80.000 à 100.000 personnes attendues à Bruxelles le 12 mars
Des milliers de personnes, vêtues majoritairement de rouge et de vert, ont participé à une manifestation à Bruxelles, brandissant des slogans tels que « On ne veut ni du Bouchez, ni du Jambon » et « La boucherie sociale, ça suffit ! ». La Secrétaire générale de la FGTB, Selena Carbonero Fernandez, a déclaré lors de l’émission Matin Première que les messages principaux étaient « stop au malus pension » et « le maintien de l’indexation ».
Sous un ciel ensoleillé, des milliers de personnes, principalement vêtues de rouge et de vert, se dirigent vers le podium avec une playlist festive diffusée tout au long du parcours, entrecoupée de quelques pétards. « On ne veut ni du Bouchez, ni du Jambon », « La boucherie sociale, ça suffit ! » et d’autres slogans figurent sur les banderoles qui traverseront la capitale pour atteindre la gare du Midi en début d’après-midi.

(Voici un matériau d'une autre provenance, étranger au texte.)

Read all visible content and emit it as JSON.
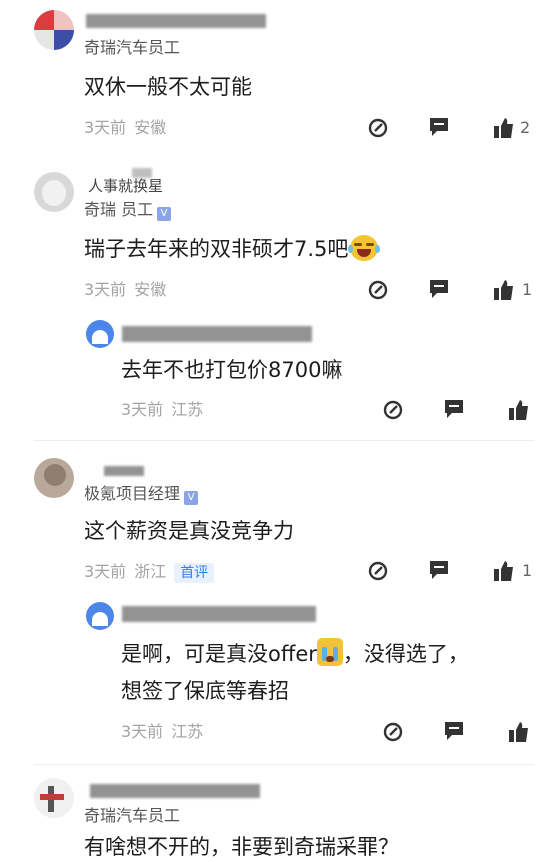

Invitée sur Matin Première ce jeudi, la Secrétaire générale de la FGTB, Selena Carbonero Fernandez, a précisé : « Nos messages principaux aujourd’hui, premièrement c’est ‘stop au malus pension’, parce que c’est une punition qui va frapper les personnes qui ne seront pas capables de travailler jusqu’à l’âge de 67 ans. Deuxièmement, c’est le maintien de l’indexation, parce que c’est une des meilleures protections du pouvoir d’achat. Et la troisième chose, c’est qu’il faut oser sortir du tabou des nouvelles recettes, qu’il faut aller chercher les recettes sur les épaules les plus larges. »
« L’indexation des salaires n’est pas un détail, c’est la vraie vie », a scandé jeudi matin devant des dizaines de milliers de manifestants le président de la FGTB, Bert Engelaar. « Les prix montent sans cesse, le salaire ne suit pas tout seul. Toucher à l’indexation c’est toucher à la dignité », a-t-il rappelé avant le départ de la manifestation nationale qui a lieu à Bruxelles.

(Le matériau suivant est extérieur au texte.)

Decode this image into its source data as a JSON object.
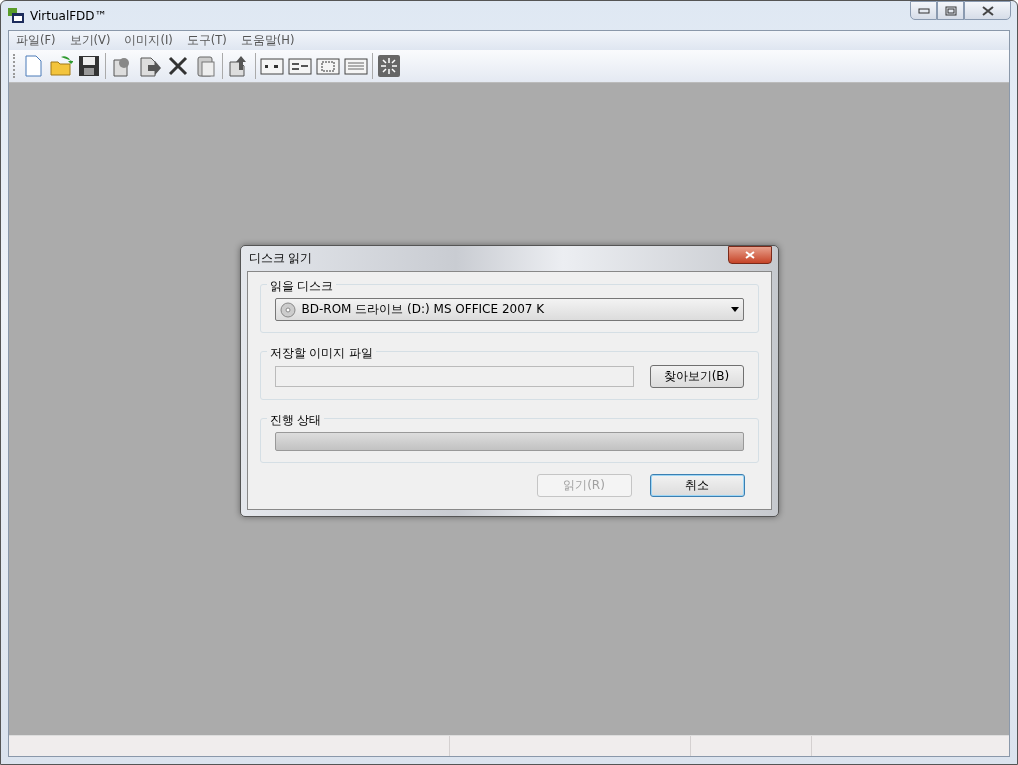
{
  "window": {
    "title": "VirtualFDD™"
  },
  "menu": [
    {
      "label": "파일(F)"
    },
    {
      "label": "보기(V)"
    },
    {
      "label": "이미지(I)"
    },
    {
      "label": "도구(T)"
    },
    {
      "label": "도움말(H)"
    }
  ],
  "dialog": {
    "title": "디스크 읽기",
    "disk_group": {
      "label": "읽을 디스크",
      "value": "BD-ROM 드라이브 (D:) MS OFFICE 2007 K"
    },
    "file_group": {
      "label": "저장할 이미지 파일",
      "browse": "찾아보기(B)"
    },
    "progress_group": {
      "label": "진행 상태",
      "level": 0
    },
    "buttons": [
      {
        "label": "읽기(R)",
        "disabled": true,
        "default": false
      },
      {
        "label": "취소",
        "disabled": false,
        "default": true
      }
    ]
  }
}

L’homme fort du syndicat socialiste, en place depuis le départ de Thierry Bodson, présent parmi les manifestants, a vivement critiqué le gouvernement « qui s’en prend toujours à ceux qui tiennent ce pays debout : les travailleurs ». Parmi les mesures « inacceptables » de l’exécutif, M. Engelaar a également dénoncé la réforme des pensions. « Une pension juste n’est pas un cadeau, c’est un droit », a-t-il affirmé. « Une société digne protège les pensions et respecte ses anciens ».

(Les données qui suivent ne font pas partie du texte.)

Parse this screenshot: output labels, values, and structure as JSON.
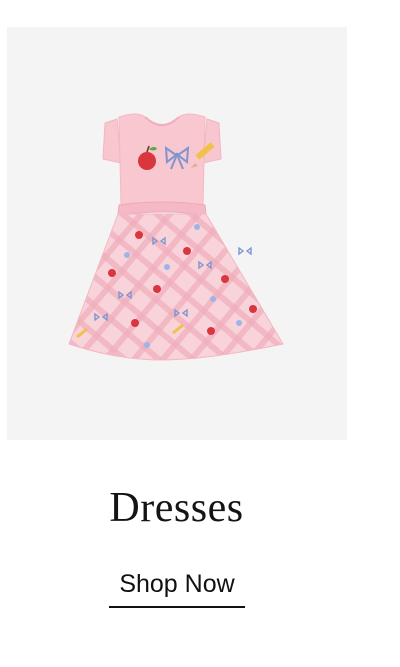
{
  "category": {
    "title": "Dresses",
    "cta_label": "Shop Now"
  },
  "product_image": {
    "subject": "dress-illustration",
    "colors": {
      "panel_bg": "#f4f4f4",
      "bodice": "#f8c7cf",
      "skirt": "#f6c6d0",
      "plaid": "#efa9b8",
      "apple": "#d9363e",
      "bow": "#7f95cf",
      "pencil": "#f2c14b"
    }
  }
}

À Bruxelles, une centaine de manifestantes, pour la plupart issues du secteur de la santé, se sont réunies jeudi matin à l’appel du collectif Bloc obstétrique devant le CHU Saint-Pierre pour dénoncer les conséquences, selon elles, des mesures du gouvernement Arizona sur l’accès et la qualité des soins, avant de rejoindre la manifestation nationale. Les soignantes et les soignants soulignent un désinvestissement des services publics et des soins de santé. Ils estiment que les coupes annoncées compromettent l’accessibilité aux soins, en particulier pour les femmes et les personnes sans titre de séjour, tout en mettant en péril la qualité des services, avec des suppressions de lits et de postes.
La FEB et Unizo ont exprimé jeudi leur incompréhension face à la manifestation nationale contre les réformes du gouvernement fédéral. Les deux organisations patronales ont souligné le contexte géopolitique tendu qui pèse sur les entreprises, en raison notamment de la guerre au Moyen-Orient. « Dans ce contexte, manifester est incompréhensible et prôner le statu quo est totalement irresponsable », a déclaré Pieter Timmermans, administrateur délégué de la FEB. « Alors même que les entreprises doivent puiser à nouveau dans leurs réserves, en partie à cause des conséquences des tensions internationales, les syndicats provoquent une nouvelle baisse du chiffre d’affaires avec cette manifestation. C’est tout simplement absurde », a renchéri Bart Buysse, administrateur délégué d’Unizo.